有两件东西,变成绵长的记忆,让我时刻感知母亲的存在。
一件是二十年前母亲为我做的夏季的无袖衫,棕底黄花,薄纱的,现在拿出来,也不觉得老套,母亲的确是个出色的裁缝。我一直把它收在柜子里,每次收拾衣物,就会有意无意看到它。
一件是母亲的毛衣,本是浅棕色,或许是为了记忆深刻,多年前我把它染成深棕,近乎黑色,而且用它做成了一个小小的枕头的外套,里面放了一层薄布,布里装的是晒干的桔皮。我不喜欢抱着布娃娃睡觉,却经常抱着这个小枕入眠,毛线的感觉软软的,像母亲的呵护;嗅着淡淡的桔香,像母亲的唠叨不会走远。
十四年了,就这样捱过。
内心?怎样的痛过?冷暖自知。
吃苹果的时候,妈妈会说:不要吃皮,到肚子里是硬的,不消化。
去买东西,总不忘告一句:过马路两边都瞅瞅,没车了再过。
每次坐车,同样的语言:少说话,挨着老头老太太,下车了坐接站车坐女人的车,男的别坐啊。
母亲发病的前一个晚上,对我说:吃不吃白菜?我明天拿两棵给你,白菜解毒的,人隔三差五的一定得吃呢。
那一年,母亲喜欢买鞋,去的前一段时间,买了两双皮鞋,我问,为什么?她笑:我留着出远门穿。当时觉得好笑,远门?她连几个女儿家都去得少,总是走不开那个家。现在想来,心酸得无处化解。
母亲喜欢扭大秧歌,年轻时评戏也唱得好。村子里组织老年人健身,每天晚上,吃过饭,她们都会到大队部那固定的场地跳上一阵子,她跳得最好。有时,我说:妈,别跳啦,吃饱饭剧烈运动不好。她回我:我们运动不剧烈,你不会,嫉妒我了。然后笑。

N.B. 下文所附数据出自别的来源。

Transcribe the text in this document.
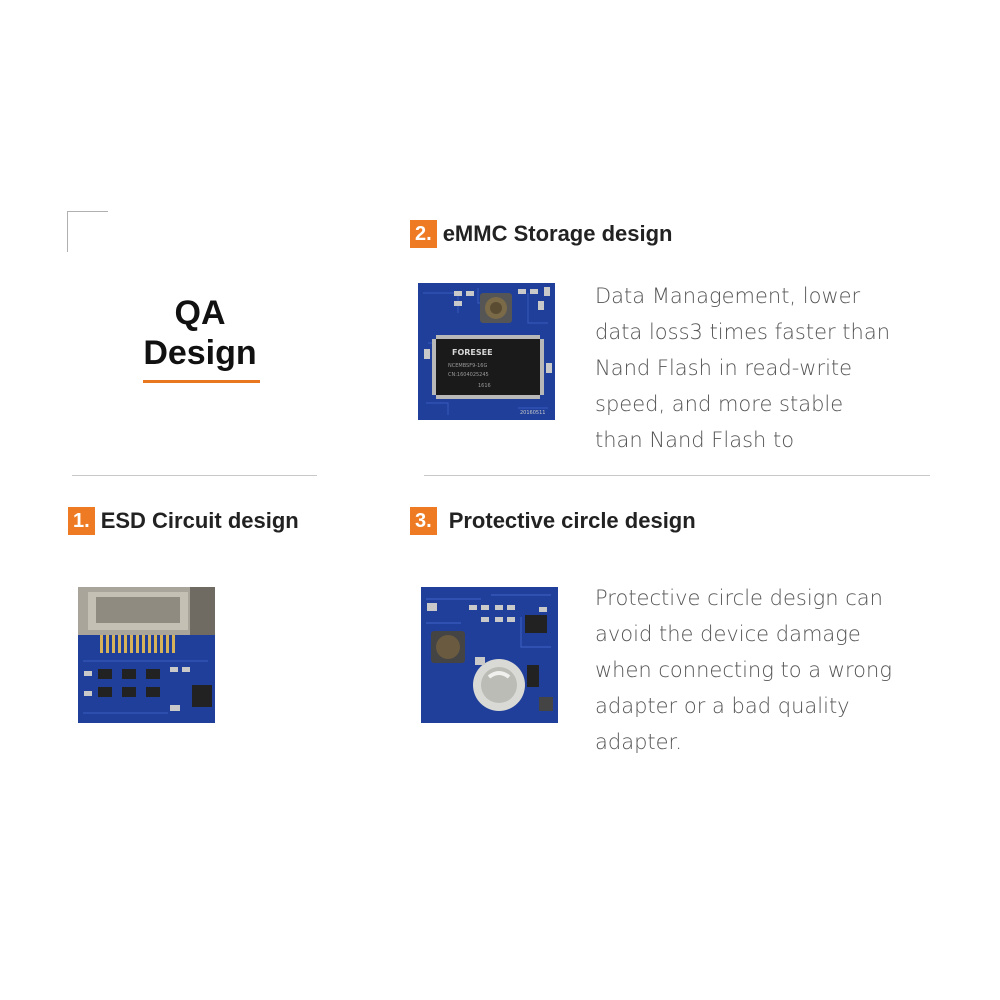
QA
Design
2. eMMC Storage design
1. ESD Circuit design	3. Protective circle design
Data Management, lower
data loss3 times faster than
Nand Flash in read-write
speed, and more stable
than Nand Flash to
Protective circle design can
avoid the device damage
when connecting to a wrong
adapter or a bad quality
adapter.
FORESEE
NCEMBSF9-16G
CN:1604025245
1616
20160511
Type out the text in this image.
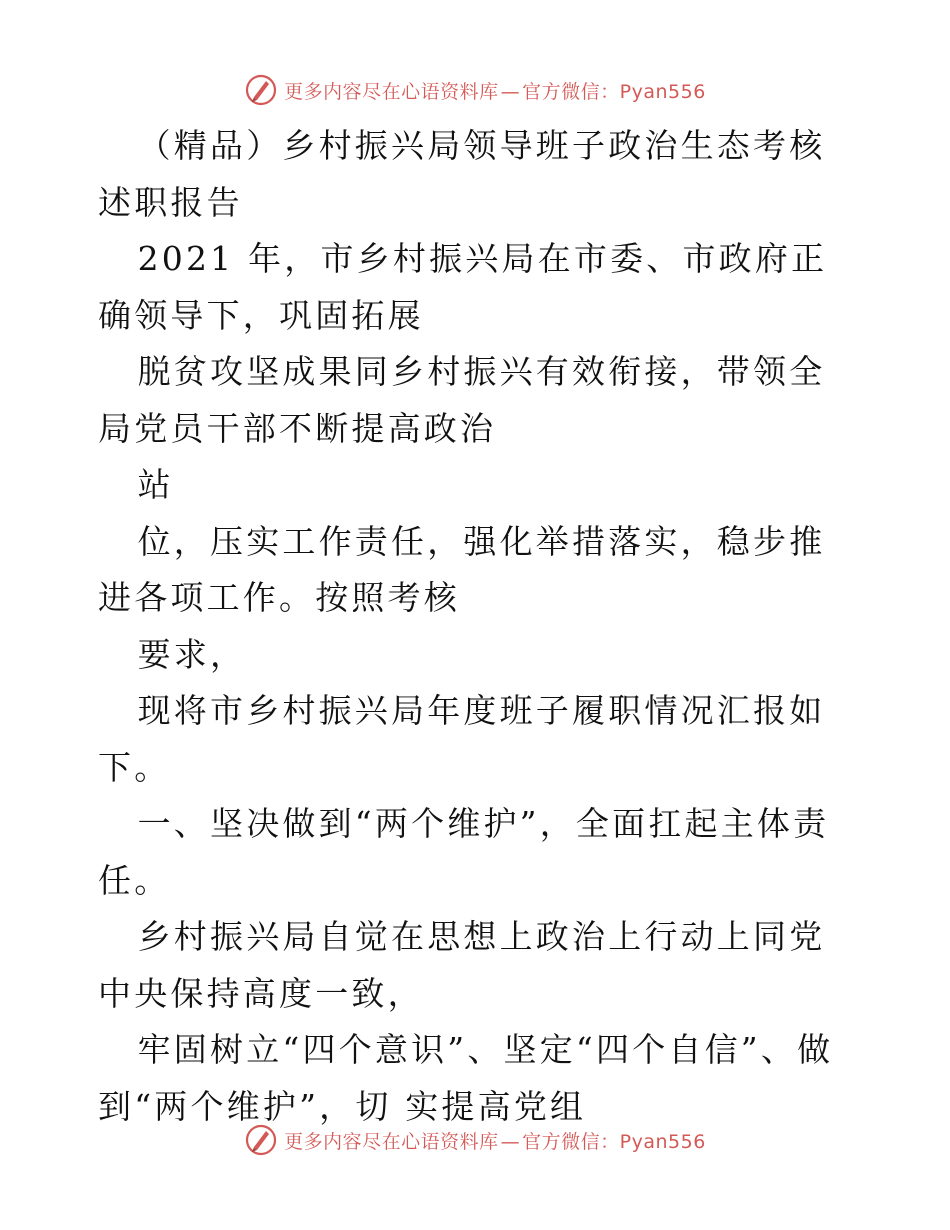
更多内容尽在心语资料库 — 官方微信：Pyan556

（精品）乡村振兴局领导班子政治生态考核述职报告

2021 年，市乡村振兴局在市委、市政府正确领导下，巩固拓展

脱贫攻坚成果同乡村振兴有效衔接，带领全局党员干部不断提高政治

站

位，压实工作责任，强化举措落实，稳步推进各项工作。按照考核

要求，

现将市乡村振兴局年度班子履职情况汇报如下。

一、坚决做到“两个维护”，全面扛起主体责任。

乡村振兴局自觉在思想上政治上行动上同党中央保持高度一致，

牢固树立“四个意识”、坚定“四个自信”、做到“两个维护”，切 实提高党组

更多内容尽在心语资料库 — 官方微信：Pyan556
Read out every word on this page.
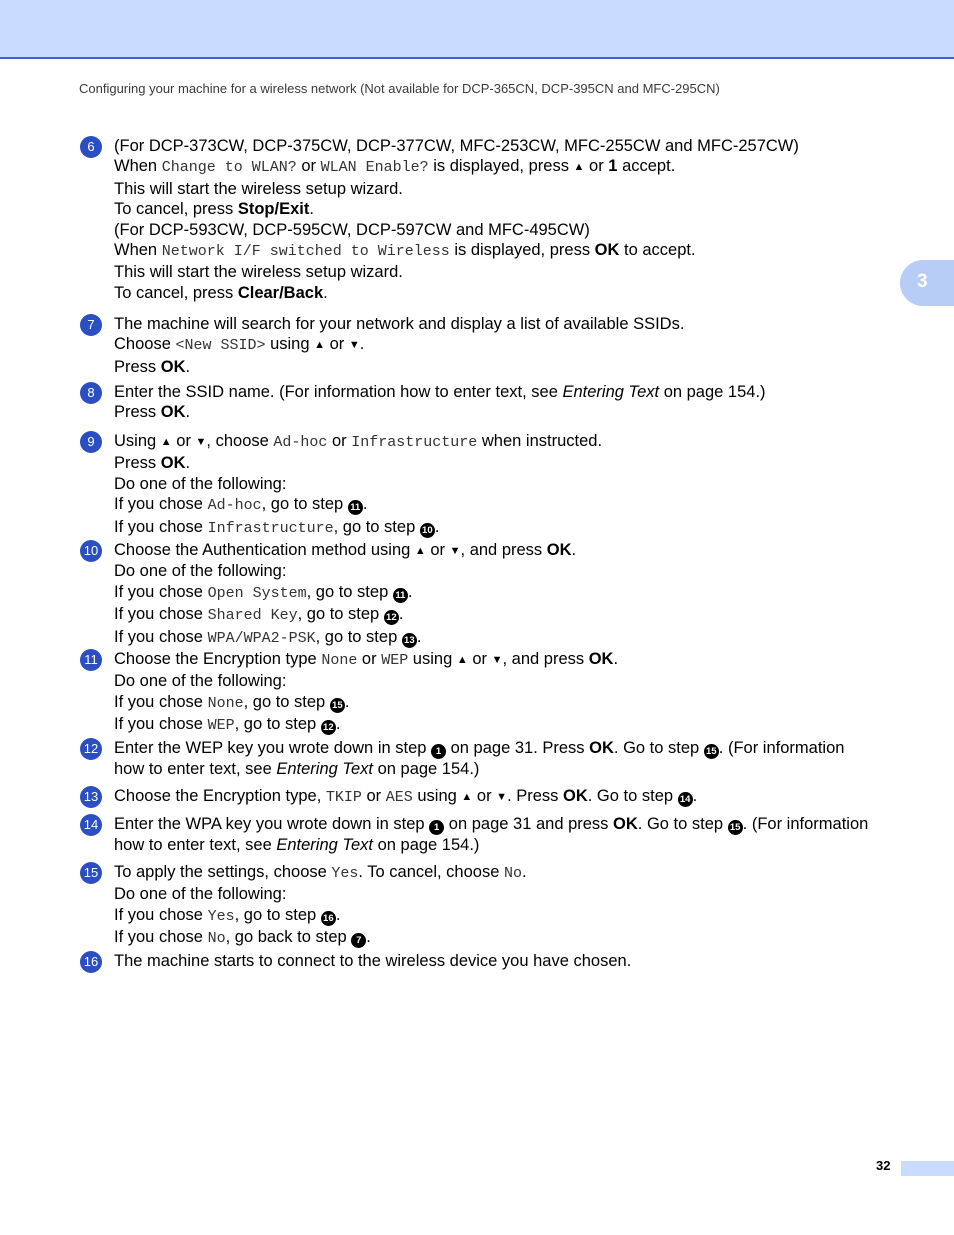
Configuring your machine for a wireless network (Not available for DCP-365CN, DCP-395CN and MFC-295CN)
3
6	(For DCP-373CW, DCP-375CW, DCP-377CW, MFC-253CW, MFC-255CW and MFC-257CW)
When Change to WLAN? or WLAN Enable? is displayed, press ▲ or 1 accept.
This will start the wireless setup wizard.
To cancel, press Stop/Exit.
(For DCP-593CW, DCP-595CW, DCP-597CW and MFC-495CW)
When Network I/F switched to Wireless is displayed, press OK to accept.
This will start the wireless setup wizard.
To cancel, press Clear/Back.
7	The machine will search for your network and display a list of available SSIDs.
Choose <New SSID> using ▲ or ▼.
Press OK.
8	Enter the SSID name. (For information how to enter text, see Entering Text on page 154.)
Press OK.
9	Using ▲ or ▼, choose Ad-hoc or Infrastructure when instructed.
Press OK.
Do one of the following:
If you chose Ad-hoc, go to step 11 .
If you chose Infrastructure, go to step 10 .
10 Choose the Authentication method using ▲ or ▼, and press OK.
Do one of the following:
If you chose Open System, go to step 11 .
If you chose Shared Key, go to step 12 .
If you chose WPA/WPA2-PSK, go to step 13 .
11 Choose the Encryption type None or WEP using ▲ or ▼, and press OK.
Do one of the following:
If you chose None, go to step 15 .
If you chose WEP, go to step 12 .
12 Enter the WEP key you wrote down in step 1 on page 31. Press OK. Go to step 15 . (For information
how to enter text, see Entering Text on page 154.)
13 Choose the Encryption type, TKIP or AES using ▲ or ▼. Press OK. Go to step 14 .
14 Enter the WPA key you wrote down in step 1 on page 31 and press OK. Go to step 15 . (For information
how to enter text, see Entering Text on page 154.)
15 To apply the settings, choose Yes. To cancel, choose No.
Do one of the following:
If you chose Yes, go to step 16 .
If you chose No, go back to step 7 .
16 The machine starts to connect to the wireless device you have chosen.
32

那一天晚上,听说放了一个节奏很快的曲子,听说有人问到她关于哥哥的一些事情,(哥哥当年闯了祸,离家在外几个月了,她天天担心他)母亲跳了不久,就突发脑溢血。当父亲通知我时,我发疯一样的跑去那里,而当时,家里只有我一个人在场,看那张灰黄的脸,我像一个无助的婴儿,更像一个傻子。她的眼微闭,喉咙里像堵了什么东西一样呼吸,又像在轻声呻吟,都说病人到这个程度已经没有意识了,我不知道。只记得当时我说:妈,您是难受不?想吐,就吐吧。我的话刚落,她果然吐了,吐了一地,还溅到我的手上,一看,很分明的看出那吐的东西里有好多白菜叶。想到她前一个晚上对我说的话,泪再一次迷住了双眼。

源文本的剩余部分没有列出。